INTRODUÇÃO


Tudo começou lá pelos idos de 1989, onde eu lecionava matemática em uma escola de 2° grau. Era uma sexta-feira e os dois últimos períodos da noite sempre eram de matemática, física ou português, pois se colocassem outras disciplinas não ficava ninguém. Numa das aulas, em um intervalo, um aluno meu indagou-me sobre o que eu sabia de patentes. Prontamente respondi o que se aprendia na engenharia: o básico do assunto. O aluno me disse: “serve”. Ele trabalhava como vendedor em uma empresa do ramo, captando clientes que necessitassem do serviço em marcas e patentes. Convidou-me para conhecer a empresa e conversando com seu titular acabei aceitando o trabalho de redator em patentes. Gostei do assunto e dediquei-me: cursos, legislação, técnicas de redação e outras necessidades. Quando terminei e engenharia, eu e minha futura esposa, resolvemos montar uma empresa especializada no assunto. Ela ficaria com o administrativo (para o bem de todos, pois eu não sei nem pedir cheque em banco) e eu ficaria com a parte de patentes. Depois de duas décadas nesse trabalho e milhares de patentes redigidas, veio a ideia de selecionar as mais originais e publicá-las numa espécie de anedotário. O objetivo é mostrar a grande criatividade do brasileiro, que não deixa desejar a nenhum outro povo, além de divulgar o trabalho de marcas e patentes de um modo menos sisudo. Todas as patentes que foram citadas nesses contos já estão em domínio público. Os nomes dos inventores foram mudados para garantir privacidade e o meu pescoço. Minha esposa não quis aparecer e me ameaçou com direitos autorais caso divulgasse seu nome sem autorização.
Espero que apreciem essas pequenas histórias.

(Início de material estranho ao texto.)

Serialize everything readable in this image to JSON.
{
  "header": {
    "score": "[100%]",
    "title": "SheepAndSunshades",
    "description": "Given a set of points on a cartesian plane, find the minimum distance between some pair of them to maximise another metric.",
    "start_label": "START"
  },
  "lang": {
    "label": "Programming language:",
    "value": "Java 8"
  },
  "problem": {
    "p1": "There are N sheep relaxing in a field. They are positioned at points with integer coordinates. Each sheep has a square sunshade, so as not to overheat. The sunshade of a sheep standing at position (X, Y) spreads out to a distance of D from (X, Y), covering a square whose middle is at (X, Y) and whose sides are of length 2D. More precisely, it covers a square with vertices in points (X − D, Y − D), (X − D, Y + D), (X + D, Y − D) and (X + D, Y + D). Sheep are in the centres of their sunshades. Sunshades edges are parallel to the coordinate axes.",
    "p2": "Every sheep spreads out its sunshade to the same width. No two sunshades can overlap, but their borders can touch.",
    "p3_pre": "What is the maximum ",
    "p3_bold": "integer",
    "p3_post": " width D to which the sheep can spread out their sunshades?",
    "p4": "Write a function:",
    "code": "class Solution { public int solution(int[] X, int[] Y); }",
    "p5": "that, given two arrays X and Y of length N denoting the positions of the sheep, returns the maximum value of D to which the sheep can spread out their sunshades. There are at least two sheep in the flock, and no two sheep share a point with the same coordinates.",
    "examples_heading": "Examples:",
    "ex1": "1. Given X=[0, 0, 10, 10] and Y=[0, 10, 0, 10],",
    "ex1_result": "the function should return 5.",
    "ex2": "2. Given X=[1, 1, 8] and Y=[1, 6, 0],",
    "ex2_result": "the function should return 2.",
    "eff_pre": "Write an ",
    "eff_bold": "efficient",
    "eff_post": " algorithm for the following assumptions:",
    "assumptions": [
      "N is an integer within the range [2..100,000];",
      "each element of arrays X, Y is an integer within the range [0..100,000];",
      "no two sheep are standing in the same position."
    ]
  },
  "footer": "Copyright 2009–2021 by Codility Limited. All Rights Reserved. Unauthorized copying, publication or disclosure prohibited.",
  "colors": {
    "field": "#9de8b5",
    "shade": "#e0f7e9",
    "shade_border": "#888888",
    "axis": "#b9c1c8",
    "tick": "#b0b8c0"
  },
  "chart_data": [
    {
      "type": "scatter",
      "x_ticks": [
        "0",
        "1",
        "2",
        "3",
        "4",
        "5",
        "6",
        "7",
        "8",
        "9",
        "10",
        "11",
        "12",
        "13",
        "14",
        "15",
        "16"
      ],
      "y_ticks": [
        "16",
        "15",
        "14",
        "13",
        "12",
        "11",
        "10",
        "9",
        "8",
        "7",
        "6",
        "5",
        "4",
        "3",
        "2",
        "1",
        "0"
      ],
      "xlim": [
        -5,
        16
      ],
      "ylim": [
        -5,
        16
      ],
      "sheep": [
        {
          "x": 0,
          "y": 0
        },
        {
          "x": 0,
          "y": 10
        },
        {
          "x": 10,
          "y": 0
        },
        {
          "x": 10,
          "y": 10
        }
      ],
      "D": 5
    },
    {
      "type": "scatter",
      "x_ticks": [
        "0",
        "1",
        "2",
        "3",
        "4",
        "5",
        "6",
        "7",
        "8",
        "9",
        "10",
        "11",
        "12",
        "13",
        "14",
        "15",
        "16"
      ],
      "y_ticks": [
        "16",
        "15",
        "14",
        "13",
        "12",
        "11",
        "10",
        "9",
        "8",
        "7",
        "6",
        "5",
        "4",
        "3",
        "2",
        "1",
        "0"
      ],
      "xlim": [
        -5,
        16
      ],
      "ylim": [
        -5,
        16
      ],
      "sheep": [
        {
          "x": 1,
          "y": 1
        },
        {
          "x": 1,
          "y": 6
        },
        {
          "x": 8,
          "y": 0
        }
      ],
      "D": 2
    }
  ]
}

Escolha o assunto ao lado, em "Marcadores" e, divirta-se!

quarta-feira, 16 de setembro de 2009

A Invenção Perfeita

Feito o mate da manhã (é um hábito que aprendi com meu pai e levei adiante). Normalmente, é uma mateada de manhã e outra pela parte da tarde. A noite não é recomendável, a menos que se queira ir de hora em hora ao banheiro.

O cliente que tinha agendado uma visita logo de manhã já tinha telefonado confirmado-a, por isso, levei a cuia e a térmica para a sala de reuniões e fiquei esperando o sujeito.

Pontualmente, a secretária veio acompanhando o homem.

— O senhor quer um café — perguntou a moça.

— Não, se o engenheiro não se importar tomo um mate com ele — respondeu.

— Mas é claro, chimarrão é para ser compartilhado — respondi.

Falamos um pouco de tudo, do mormaço, política, da economia, resolvemos os problemas do país etc.

— Muito bom, mas em que posso ajudá-lo? — perguntei para o cliente.

— Tenho uma invenção que vai revolucionar o mundo! — afirmou ele com toda a convicção.

Confesso que não me surpreendi, pois de um certo modo todas as invenções revolucionam o mundo, e como já tinha visto tanta coisa....

— De que se trata? — perguntei.

— É um dispositivo que vai acoplado o motor do veículo e serve para economizar combustível — respondeu.

— Isso é muito bom, pois vem bem ao encontro da atual crise de combustíveis — comentei.

— A gente instala o dispositivo no carro e pode fazer a média, é certo, não dá outra: 30% a menos de gasolina e uns 25% a menos de álcool — concluiu o inventor.

— Funciona mesmo? — perguntei para ele um pouco cético. — Essas margens de economia são bem altas.

— Funciona assim mesmo — respondeu ele muito convicto.

— Então vamos fazer à patente — comentei, mas preciso que o senhor me forneça a descrição do dispositivo, desenhos, plantas etc. — Pode ser um desenho de apresentação, sem cotas, mas temos que detalhar o invento.

— A descrição do invento eu já lhe dei — respondeu.

— Não pode ser assim tão simples — comentei. Tem que detalhar mais.

— Ah! Então anota ai — retrucou.

Sabe quando a gente tem aquela sensação de que a coisa vai melar. Quando se come àquele xis que não devia. A voz interior que avisa: “não come isso”. A gente insiste e não dá outra: passa mal. Pois bem, quando o homem me disse isso, tive essa sensação.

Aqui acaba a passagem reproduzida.